Under these regulations, the allocation of tax items attributable to nonrecourse liabilities is extraordinarily permissive: since no partner bears the economic risk of loss attributable to such liabilities, the corresponding deductions may be allocated in virtually any manner the parties desire. Upon disposition of the underlying property, however, the partners who received such deductions must be allocated offsetting gain and income to restore any capital account deficits, thereby vindicating the earlier loss allocations. The underlying premise of the nonrecourse allocation rules is that it is possible to identify the partnership's nonrecourse liabilities and track the deductions generated by such liabilities for purposes of allocating the corresponding basis and losses. Because of their hybrid nature as recourse liabilities for purposes of section 1001 and nonrecourse liabilities for purposes of section 752, exculpatory liabilities challenge the basic premises of this somewhat oversimplified description of the nonrecourse allocation rules. Indeed, as two recent articles demonstrate, the uncertainty and lack of consensus concerning the treatment of exculpatory liabilities within the framework of the section 704(b)/752 regulations is quite remarkable.

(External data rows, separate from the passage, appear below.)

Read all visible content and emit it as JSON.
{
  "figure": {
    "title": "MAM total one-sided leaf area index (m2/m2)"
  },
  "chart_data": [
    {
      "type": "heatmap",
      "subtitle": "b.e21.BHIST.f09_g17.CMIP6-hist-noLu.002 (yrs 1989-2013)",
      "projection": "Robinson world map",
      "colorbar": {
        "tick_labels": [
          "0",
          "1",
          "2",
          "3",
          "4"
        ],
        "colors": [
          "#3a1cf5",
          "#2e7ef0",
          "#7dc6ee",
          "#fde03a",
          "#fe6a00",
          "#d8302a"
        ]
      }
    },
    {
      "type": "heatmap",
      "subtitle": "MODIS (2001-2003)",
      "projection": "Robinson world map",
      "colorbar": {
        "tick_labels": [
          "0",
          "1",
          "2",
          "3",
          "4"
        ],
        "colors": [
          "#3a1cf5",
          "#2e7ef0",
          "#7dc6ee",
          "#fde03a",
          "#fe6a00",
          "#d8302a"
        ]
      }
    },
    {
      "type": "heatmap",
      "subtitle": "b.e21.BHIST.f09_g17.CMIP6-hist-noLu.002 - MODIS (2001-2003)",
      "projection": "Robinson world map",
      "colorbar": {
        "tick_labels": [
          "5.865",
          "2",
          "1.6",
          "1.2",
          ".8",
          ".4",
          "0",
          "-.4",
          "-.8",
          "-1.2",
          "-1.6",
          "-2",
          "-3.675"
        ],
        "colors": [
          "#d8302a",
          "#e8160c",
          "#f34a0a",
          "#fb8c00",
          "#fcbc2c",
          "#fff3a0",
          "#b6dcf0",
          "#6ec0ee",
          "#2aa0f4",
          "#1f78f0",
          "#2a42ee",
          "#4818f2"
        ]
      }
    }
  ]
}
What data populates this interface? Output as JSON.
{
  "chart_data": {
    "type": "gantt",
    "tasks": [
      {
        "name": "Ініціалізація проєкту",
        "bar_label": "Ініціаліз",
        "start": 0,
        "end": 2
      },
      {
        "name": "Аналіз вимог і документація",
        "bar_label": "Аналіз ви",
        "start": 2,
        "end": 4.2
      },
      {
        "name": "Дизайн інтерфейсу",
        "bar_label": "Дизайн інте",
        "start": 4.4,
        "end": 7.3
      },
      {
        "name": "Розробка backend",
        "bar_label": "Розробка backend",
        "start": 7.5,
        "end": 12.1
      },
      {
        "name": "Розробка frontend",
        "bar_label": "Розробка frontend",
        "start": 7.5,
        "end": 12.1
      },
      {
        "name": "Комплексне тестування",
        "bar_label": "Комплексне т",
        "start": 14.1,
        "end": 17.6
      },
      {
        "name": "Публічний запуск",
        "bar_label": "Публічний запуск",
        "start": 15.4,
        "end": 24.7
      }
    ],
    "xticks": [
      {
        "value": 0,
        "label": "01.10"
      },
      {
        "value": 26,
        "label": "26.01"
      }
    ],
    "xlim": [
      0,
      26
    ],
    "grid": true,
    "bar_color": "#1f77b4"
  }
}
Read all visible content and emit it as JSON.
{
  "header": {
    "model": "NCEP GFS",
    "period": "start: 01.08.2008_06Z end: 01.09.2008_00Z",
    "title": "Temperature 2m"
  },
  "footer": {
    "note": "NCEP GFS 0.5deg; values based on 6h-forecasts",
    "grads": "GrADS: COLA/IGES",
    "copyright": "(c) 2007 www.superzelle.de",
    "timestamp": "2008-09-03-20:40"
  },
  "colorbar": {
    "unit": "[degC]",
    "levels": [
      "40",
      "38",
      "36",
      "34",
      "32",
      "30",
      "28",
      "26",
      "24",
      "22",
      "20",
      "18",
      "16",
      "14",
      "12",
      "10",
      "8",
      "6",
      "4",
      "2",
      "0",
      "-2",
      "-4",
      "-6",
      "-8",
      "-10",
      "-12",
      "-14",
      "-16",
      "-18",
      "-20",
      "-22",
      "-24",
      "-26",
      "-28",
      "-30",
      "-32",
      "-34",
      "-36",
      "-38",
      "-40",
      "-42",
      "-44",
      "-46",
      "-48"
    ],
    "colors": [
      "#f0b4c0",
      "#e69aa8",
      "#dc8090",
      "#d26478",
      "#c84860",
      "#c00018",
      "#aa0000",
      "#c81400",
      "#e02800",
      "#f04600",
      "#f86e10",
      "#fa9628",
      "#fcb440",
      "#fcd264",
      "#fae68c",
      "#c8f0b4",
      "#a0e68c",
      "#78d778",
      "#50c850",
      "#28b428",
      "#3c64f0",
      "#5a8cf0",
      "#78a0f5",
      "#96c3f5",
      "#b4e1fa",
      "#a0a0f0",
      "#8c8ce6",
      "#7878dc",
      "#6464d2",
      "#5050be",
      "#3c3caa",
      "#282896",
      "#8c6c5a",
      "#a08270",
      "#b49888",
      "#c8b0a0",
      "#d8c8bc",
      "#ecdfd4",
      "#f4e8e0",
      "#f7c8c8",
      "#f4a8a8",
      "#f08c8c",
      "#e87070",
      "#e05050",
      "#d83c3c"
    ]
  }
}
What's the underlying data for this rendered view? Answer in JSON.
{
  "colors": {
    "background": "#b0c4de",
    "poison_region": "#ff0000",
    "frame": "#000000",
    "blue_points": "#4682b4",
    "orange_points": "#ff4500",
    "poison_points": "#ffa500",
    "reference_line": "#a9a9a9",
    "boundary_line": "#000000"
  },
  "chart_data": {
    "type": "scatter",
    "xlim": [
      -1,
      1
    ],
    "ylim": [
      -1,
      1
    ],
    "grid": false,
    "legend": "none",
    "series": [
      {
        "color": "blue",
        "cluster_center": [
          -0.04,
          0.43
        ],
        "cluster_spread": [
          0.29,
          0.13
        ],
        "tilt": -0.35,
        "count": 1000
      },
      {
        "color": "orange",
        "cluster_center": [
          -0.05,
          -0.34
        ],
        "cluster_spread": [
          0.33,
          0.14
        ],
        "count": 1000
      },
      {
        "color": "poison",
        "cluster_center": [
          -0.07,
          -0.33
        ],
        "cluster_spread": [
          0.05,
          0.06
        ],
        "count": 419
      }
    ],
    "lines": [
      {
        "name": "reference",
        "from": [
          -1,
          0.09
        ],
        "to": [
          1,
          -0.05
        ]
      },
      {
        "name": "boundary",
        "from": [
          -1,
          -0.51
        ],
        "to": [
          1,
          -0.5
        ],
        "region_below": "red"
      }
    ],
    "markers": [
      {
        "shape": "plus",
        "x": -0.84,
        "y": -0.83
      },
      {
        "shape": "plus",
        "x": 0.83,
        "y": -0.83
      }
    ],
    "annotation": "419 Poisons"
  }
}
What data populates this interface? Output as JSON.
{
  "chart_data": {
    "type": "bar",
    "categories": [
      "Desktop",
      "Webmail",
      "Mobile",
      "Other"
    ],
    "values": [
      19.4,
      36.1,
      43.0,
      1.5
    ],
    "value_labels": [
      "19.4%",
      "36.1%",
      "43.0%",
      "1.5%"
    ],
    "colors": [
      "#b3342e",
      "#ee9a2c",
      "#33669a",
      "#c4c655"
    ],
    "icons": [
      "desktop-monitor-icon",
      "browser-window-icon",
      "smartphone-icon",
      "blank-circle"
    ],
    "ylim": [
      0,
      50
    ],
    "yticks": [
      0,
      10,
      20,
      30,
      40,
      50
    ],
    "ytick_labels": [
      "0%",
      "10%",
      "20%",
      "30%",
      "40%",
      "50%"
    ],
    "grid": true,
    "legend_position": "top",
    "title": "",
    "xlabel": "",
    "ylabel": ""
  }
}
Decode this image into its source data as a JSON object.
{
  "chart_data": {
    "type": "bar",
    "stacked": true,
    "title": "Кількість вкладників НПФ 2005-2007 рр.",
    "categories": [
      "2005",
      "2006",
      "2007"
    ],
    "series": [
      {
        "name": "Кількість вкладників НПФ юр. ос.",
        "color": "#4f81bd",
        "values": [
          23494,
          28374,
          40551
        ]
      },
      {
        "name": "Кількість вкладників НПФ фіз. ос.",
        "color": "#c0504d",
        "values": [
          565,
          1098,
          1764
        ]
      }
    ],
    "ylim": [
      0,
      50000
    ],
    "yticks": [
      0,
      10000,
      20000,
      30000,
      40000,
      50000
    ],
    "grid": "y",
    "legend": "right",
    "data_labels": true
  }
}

This article seeks to disentangle the treatment of exculpatory liabilities under the nonrecourse allocation rules and suggests several needed reforms. Part II concludes that an exculpatory liability should be treated similarly to a traditional nonrecourse liability for purposes of determining economic risk of loss upon a constructive liquidation. Part III argues that the mechanical provisions of the nonrecourse allocation rules can be properly applied to exculpatory liabilities once it is clearly understood that the nonrecourse standard of sections 704(b) and 752 diverges fundamentally from the nonrecourse standard of section 1001. Part IV discusses related problems that arise because exculpatory liabilities are secured not by particular assets but rather by all of an LLC's assets. Finally, Part V suggests that the section 704(b) regulations should be amended to harmonize the treatment of guaranteed recourse liabilities of an LLC (or recourse loans from an LLC member) and functionally similar guaranteed nonrecourse liabilities of an LLC (or nonrecourse loans from an LLC member).
While clarifying these issues is necessary to provide certainty in the tax treatment of exculpatory liabilities, this article also suggests the need to rethink the nonrecourse definition under sections 704(b), 752, and 1001. Upon a disposition of property encumbered by liabilities in excess of fair market value, the section 1001 regulations draw a distinction between recourse and nonrecourse liabilities; the latter generate section 1001 gain through relief from the underlying liability, while the former generate a combination of section 1001 gain (or loss) and ordinary income from discharge of indebtedness.10 Although the conceptual model underlying the section 704(b)/752 regulations is derived from section 1001 and Tufts v. Commissioner, the drafters failed to clearly articulate and rationalize the manner in which the nonrecourse allocation rules deviate from the section 1001 standard. Consequently, uncertainty persists concerning the precise boundaries between the nonrecourse definitions of sections 704(b), 752, and 1001. Ultimately, such uncertainty can be dispelled only if the section 704(b)/752 regulations construct a theory of nonrecourse allocations that is explicitly independent of the section 1001 standard.